FDA on Wednesday approved the first direct-to-consumer genetic test—23andMe's Personal Genome Service Pharmacogenetic Reports—to help patients determine how well they will respond to certain medical treatments, but the approval came with a few caveats.
23andMe previously marketed a mail-order DNA test kit for consumers, but FDA ordered the company to stop selling and marketing the test kit because it had not been proven effective and could mislead consumers about their health.
Genetic test will let consumers determine their responses to 50+ common Rx drugs, OTC drugs
The new genetic test functions in much the same way as other genetic tests, allowing consumers to submit a sample of their saliva to gain insight into their genetics. But unlike other direct-to-consumer genetic tests, 23andMe's will provide information on how a patient's genetic variants will affect their response to particular drug classes, Time reports.
The test is specifically designed to test 33 genetic variants associated with a patient's response to more than 50 commonly prescribed prescription and over-the-counter drugs, such as the blood thinner clopidogrel, which prevents heart attacks and strokes, according to STAT News. Several of the genetic variants the test will assess are associated with responses to mental health treatments, STAT News reports.
FDA clears genetic test with caveats
FDA in a release said the agency cleared the genetic test for consumers to gain information about genetic variants that might be associated with their ability to metabolize certain treatments and to inform their conversations with health care providers.
FDA said the test is not cleared, however, to:
- Assess whether a treatment is appropriate;
- Determine how a patient will respond to a specific treatment; or
- Provide medical advice.
23andMe said FDA cleared the genetic test after the company showed "97% of users understood that they should not use the report to make any changes to treatment without consulting their doctor."
According to a release, the company has not yet set a date for when the genetic test will be available in the U.S. market. According to Time, a company spokesperson said a 23andMe will offer the test as part of 23andMe's existing $199 Health and Ancestry service.
Tim Stenzel, director of the Office of In Vitro Diagnostics and Radiological Health in the FDA's Center for Devices and Radiological Health, said, "This test is a step forward in making information about genetic variants available directly to consumers and better inform their discussions with their health care providers. We know that consumers are increasingly interested in genetic information to help make decisions about their health care."
Kathy Hibbs, chief legal and regulatory officer at 23andMe, said, "We want to make this proactively available to individuals so it will ultimately become convenient when, and if, they ever do need any of these medications." Hibbs said the company expects physicians will likely play a role in determining if and how a patient uses this genetic test because the variants it tests for largely inform how patients respond to prescription medication.

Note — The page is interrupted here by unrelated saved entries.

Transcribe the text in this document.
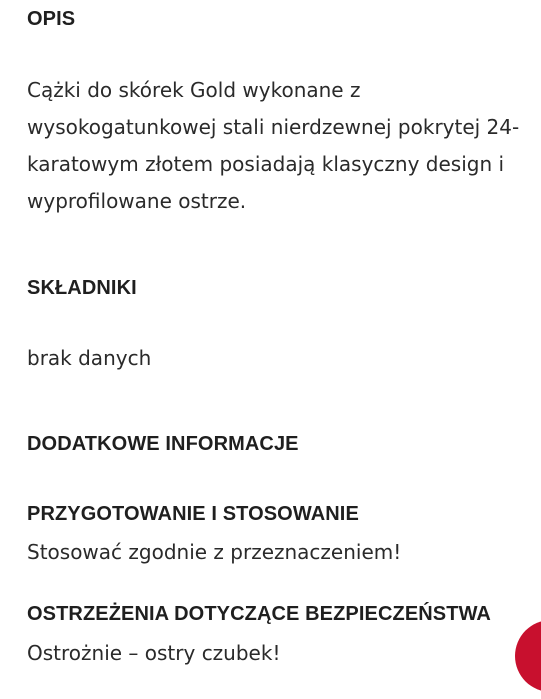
OPIS

Cążki do skórek Gold wykonane z
wysokogatunkowej stali nierdzewnej pokrytej 24-
karatowym złotem posiadają klasyczny design i
wyprofilowane ostrze.

SKŁADNIKI

brak danych

DODATKOWE INFORMACJE
PRZYGOTOWANIE I STOSOWANIE

Stosować zgodnie z przeznaczeniem!

OSTRZEŻENIA DOTYCZĄCE BEZPIECZEŃSTWA

Ostrożnie – ostry czubek!
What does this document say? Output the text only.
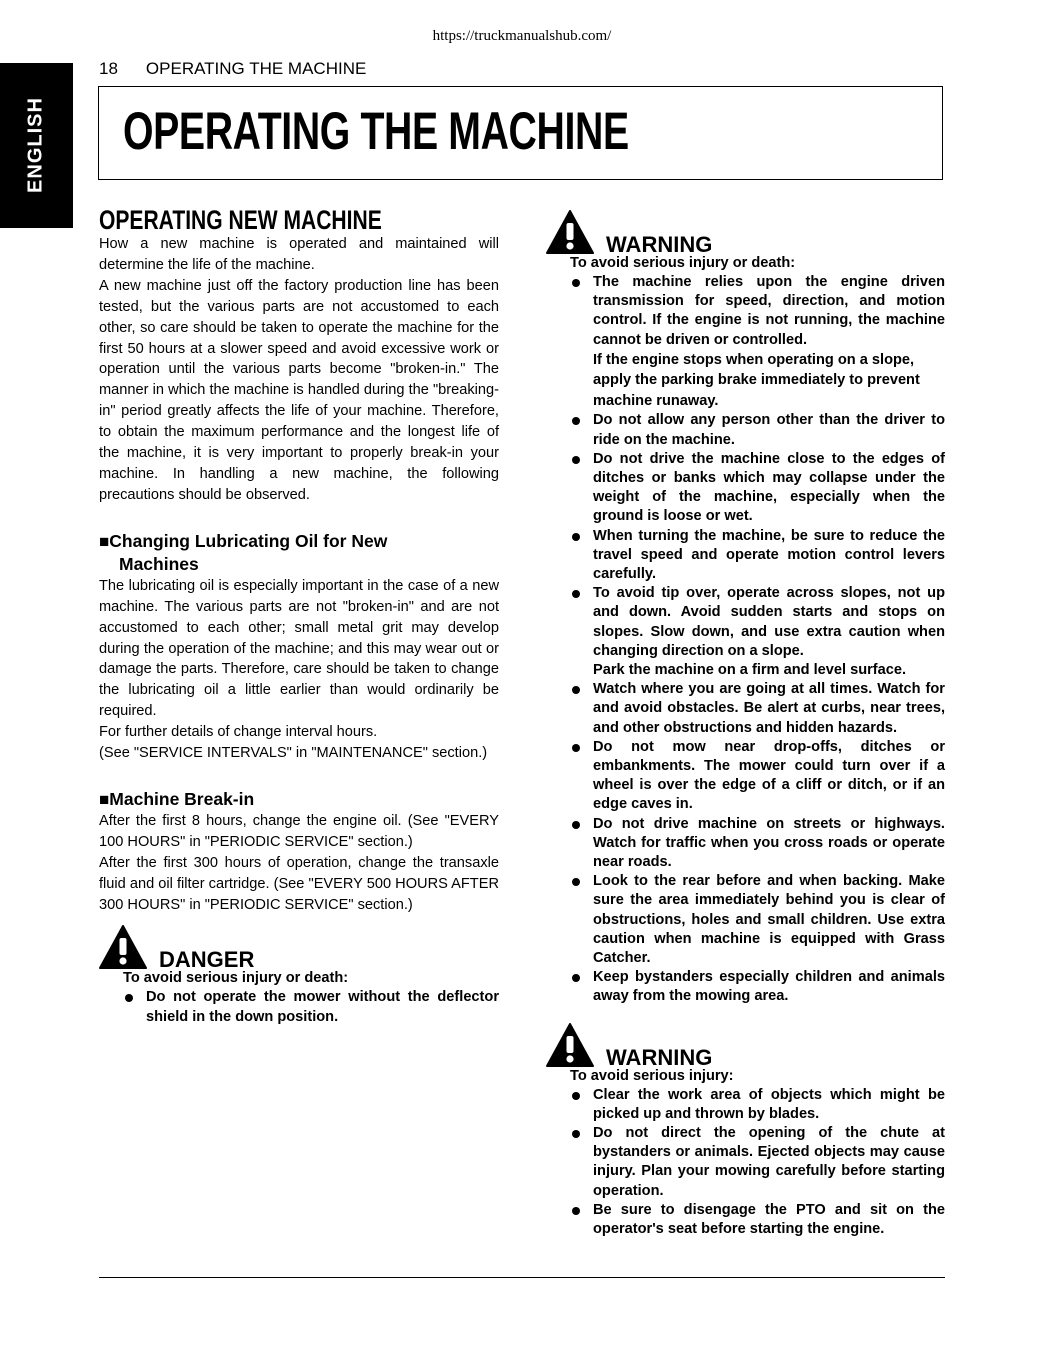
https://truckmanualshub.com/
ENGLISH
18 OPERATING THE MACHINE
OPERATING THE MACHINE
OPERATING NEW MACHINE

How a new machine is operated and maintained will determine the life of the machine.

A new machine just off the factory production line has been tested, but the various parts are not accustomed to each other, so care should be taken to operate the machine for the first 50 hours at a slower speed and avoid excessive work or operation until the various parts become "broken-in." The manner in which the machine is handled during the "breaking-in" period greatly affects the life of your machine. Therefore, to obtain the maximum performance and the longest life of the machine, it is very important to properly break-in your machine. In handling a new machine, the following precautions should be observed.

■Changing Lubricating Oil for New
Machines

The lubricating oil is especially important in the case of a new machine. The various parts are not "broken-in" and are not accustomed to each other; small metal grit may develop during the operation of the machine; and this may wear out or damage the parts. Therefore, care should be taken to change the lubricating oil a little earlier than would ordinarily be required.

For further details of change interval hours.

(See "SERVICE INTERVALS" in "MAINTENANCE" section.)

■Machine Break-in

After the first 8 hours, change the engine oil. (See "EVERY 100 HOURS" in "PERIODIC SERVICE" section.)

After the first 300 hours of operation, change the transaxle fluid and oil filter cartridge. (See "EVERY 500 HOURS AFTER 300 HOURS" in "PERIODIC SERVICE" section.)

DANGER
To avoid serious injury or death:
Do not operate the mower without the deflector shield in the down position.
WARNING
To avoid serious injury or death:
The machine relies upon the engine driven transmission for speed, direction, and motion control. If the engine is not running, the machine cannot be driven or controlled.
If the engine stops when operating on a slope, apply the parking brake immediately to prevent machine runaway.
Do not allow any person other than the driver to ride on the machine.
Do not drive the machine close to the edges of ditches or banks which may collapse under the weight of the machine, especially when the ground is loose or wet.
When turning the machine, be sure to reduce the travel speed and operate motion control levers carefully.
To avoid tip over, operate across slopes, not up and down. Avoid sudden starts and stops on slopes. Slow down, and use extra caution when changing direction on a slope.
Park the machine on a firm and level surface.
Watch where you are going at all times. Watch for and avoid obstacles. Be alert at curbs, near trees, and other obstructions and hidden hazards.
Do not mow near drop-offs, ditches or embankments. The mower could turn over if a wheel is over the edge of a cliff or ditch, or if an edge caves in.
Do not drive machine on streets or highways. Watch for traffic when you cross roads or operate near roads.
Look to the rear before and when backing. Make sure the area immediately behind you is clear of obstructions, holes and small children. Use extra caution when machine is equipped with Grass Catcher.
Keep bystanders especially children and animals away from the mowing area.
WARNING
To avoid serious injury:
Clear the work area of objects which might be picked up and thrown by blades.
Do not direct the opening of the chute at bystanders or animals. Ejected objects may cause injury. Plan your mowing carefully before starting operation.
Be sure to disengage the PTO and sit on the operator's seat before starting the engine.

Hibbs said, "Without that conversation with physicians, because we're primarily talking about prescription medications, it's a little difficult to imagine how the consumer would use the information on their own."
However, Rebecca Sutphen, co-founder and chief medical officer of InformedDNA, which focuses on the appropriate use of genetic tests, said pharmacogenetic tests might not be ready for widespread use. While there is evidence showing a link between genetic variants and how patients metabolize certain drugs, Sutphen said it remains unclear how the association should be interpreted and affect prescriptions.
According to Sutphen, "At this moment in time, there's not an indication for most people to get genetic testing other than curiosity. Where there are indications for people to get genetic testing, there are clear guidelines and targeted tests and genetic counseling to help interpret that information in the context of your personal needs and family history" (Robbins, STAT News, 10/31; Ducharme, Time, 11/1; Gever, MedPage Today, 11/1; Kim Cohen, Becker's Hospital Review, 11/1).